John Merrick: I’m very pleased…
[John begins to cry]
Dr. Frederick Treves: What is it, John? What’s the matter?
John Merrick: It’s just that I-I’m not used to being treated so well by a beautiful woman…
His disfigurement, for one brief instance, has evaporated and he feels something he has never felt in his entire life: normal.
The Elephant Man is a wonderful, engaging, smart, beautiful, scary, and heartfelt look at a man who is truly more than meets the eye. It was a fitting decision on the part of David Lynch to shoot this in black and white. It shows the black and white, the ying and yang, of good and evil in the human spirit. We are opened to scenes of horrible cruelty towards John Merrick that are never manipulative.

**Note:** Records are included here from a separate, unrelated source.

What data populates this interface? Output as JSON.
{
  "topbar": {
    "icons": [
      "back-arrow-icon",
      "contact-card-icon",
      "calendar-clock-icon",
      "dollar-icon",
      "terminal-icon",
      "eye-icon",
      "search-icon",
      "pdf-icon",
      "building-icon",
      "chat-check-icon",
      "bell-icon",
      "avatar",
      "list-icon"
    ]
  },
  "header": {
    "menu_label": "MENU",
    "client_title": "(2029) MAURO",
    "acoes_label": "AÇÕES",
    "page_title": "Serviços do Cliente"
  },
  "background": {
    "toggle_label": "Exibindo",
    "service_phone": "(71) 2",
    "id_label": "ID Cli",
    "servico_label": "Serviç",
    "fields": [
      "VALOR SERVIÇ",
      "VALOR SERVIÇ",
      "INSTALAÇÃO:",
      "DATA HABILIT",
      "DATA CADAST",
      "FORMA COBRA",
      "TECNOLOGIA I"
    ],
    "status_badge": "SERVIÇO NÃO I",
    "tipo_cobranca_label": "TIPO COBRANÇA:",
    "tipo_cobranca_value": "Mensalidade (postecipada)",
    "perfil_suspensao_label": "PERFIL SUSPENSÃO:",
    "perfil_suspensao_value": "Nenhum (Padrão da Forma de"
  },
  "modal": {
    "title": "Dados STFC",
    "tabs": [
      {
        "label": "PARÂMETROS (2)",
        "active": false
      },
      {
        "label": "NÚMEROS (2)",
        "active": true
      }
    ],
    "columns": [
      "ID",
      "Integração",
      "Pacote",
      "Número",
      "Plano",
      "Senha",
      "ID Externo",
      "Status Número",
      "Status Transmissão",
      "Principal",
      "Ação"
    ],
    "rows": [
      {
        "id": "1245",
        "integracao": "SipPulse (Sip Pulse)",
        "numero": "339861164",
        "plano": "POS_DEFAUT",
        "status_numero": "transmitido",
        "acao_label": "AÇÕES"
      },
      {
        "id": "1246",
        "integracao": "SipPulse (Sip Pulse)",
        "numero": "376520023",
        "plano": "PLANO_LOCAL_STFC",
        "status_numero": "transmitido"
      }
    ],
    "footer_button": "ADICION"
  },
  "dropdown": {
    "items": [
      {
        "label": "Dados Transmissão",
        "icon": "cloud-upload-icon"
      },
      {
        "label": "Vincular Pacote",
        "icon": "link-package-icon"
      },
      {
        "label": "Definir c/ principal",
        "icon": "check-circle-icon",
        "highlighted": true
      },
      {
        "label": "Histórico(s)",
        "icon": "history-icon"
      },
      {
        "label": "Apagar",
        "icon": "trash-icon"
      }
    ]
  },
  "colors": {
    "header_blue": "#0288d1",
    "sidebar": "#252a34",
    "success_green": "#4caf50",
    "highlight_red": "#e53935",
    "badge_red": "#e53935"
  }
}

There was no emotional music swells or sad pianos playing. It simply presented the situation as a sad commentary on the darkness that can afflict weak men who use others for their own gain. As the film progresses, and John Merrick meets the doctor who cares for him, we start to learn that behind the disfigurement is the soul of a gentile and artistic man that desires only to be loved.
The performances throughout the entire cast are impeccable. But, it’s John Hurt’s turn as The Elephant Man that is pure magic. Through 20 pounds of makeup and prosthetics, he manages to convey every emotion perfectly through his body language and eyes. We are never in the dark as to what he’s feeling and it takes this film from simply flying to soaring. His journey from fear, to mistrust, to love is one of the rarities in movie history that must be seen to be believed.
Probably Lynch’s most normal film he’s ever done. But still, despite that, it’s still very heartfelt and emotional. Good review Brian.
What a classic. Great review Brian.
Glad you enjoyed Brian’s review! I need to re-visit this film. Been a long while. I recall some very strong performances and beautiful cinematography.
Thanks for checking in! Have a good weekend 🙂
This sounds like a good one. His real life must have been an unfortunate one due to the endless rejection. He lived a short life! I am glad that the film did him justice as opposed to making a mockery!
Such a great film. Nice review! : )
It is a very touching and unique film, no?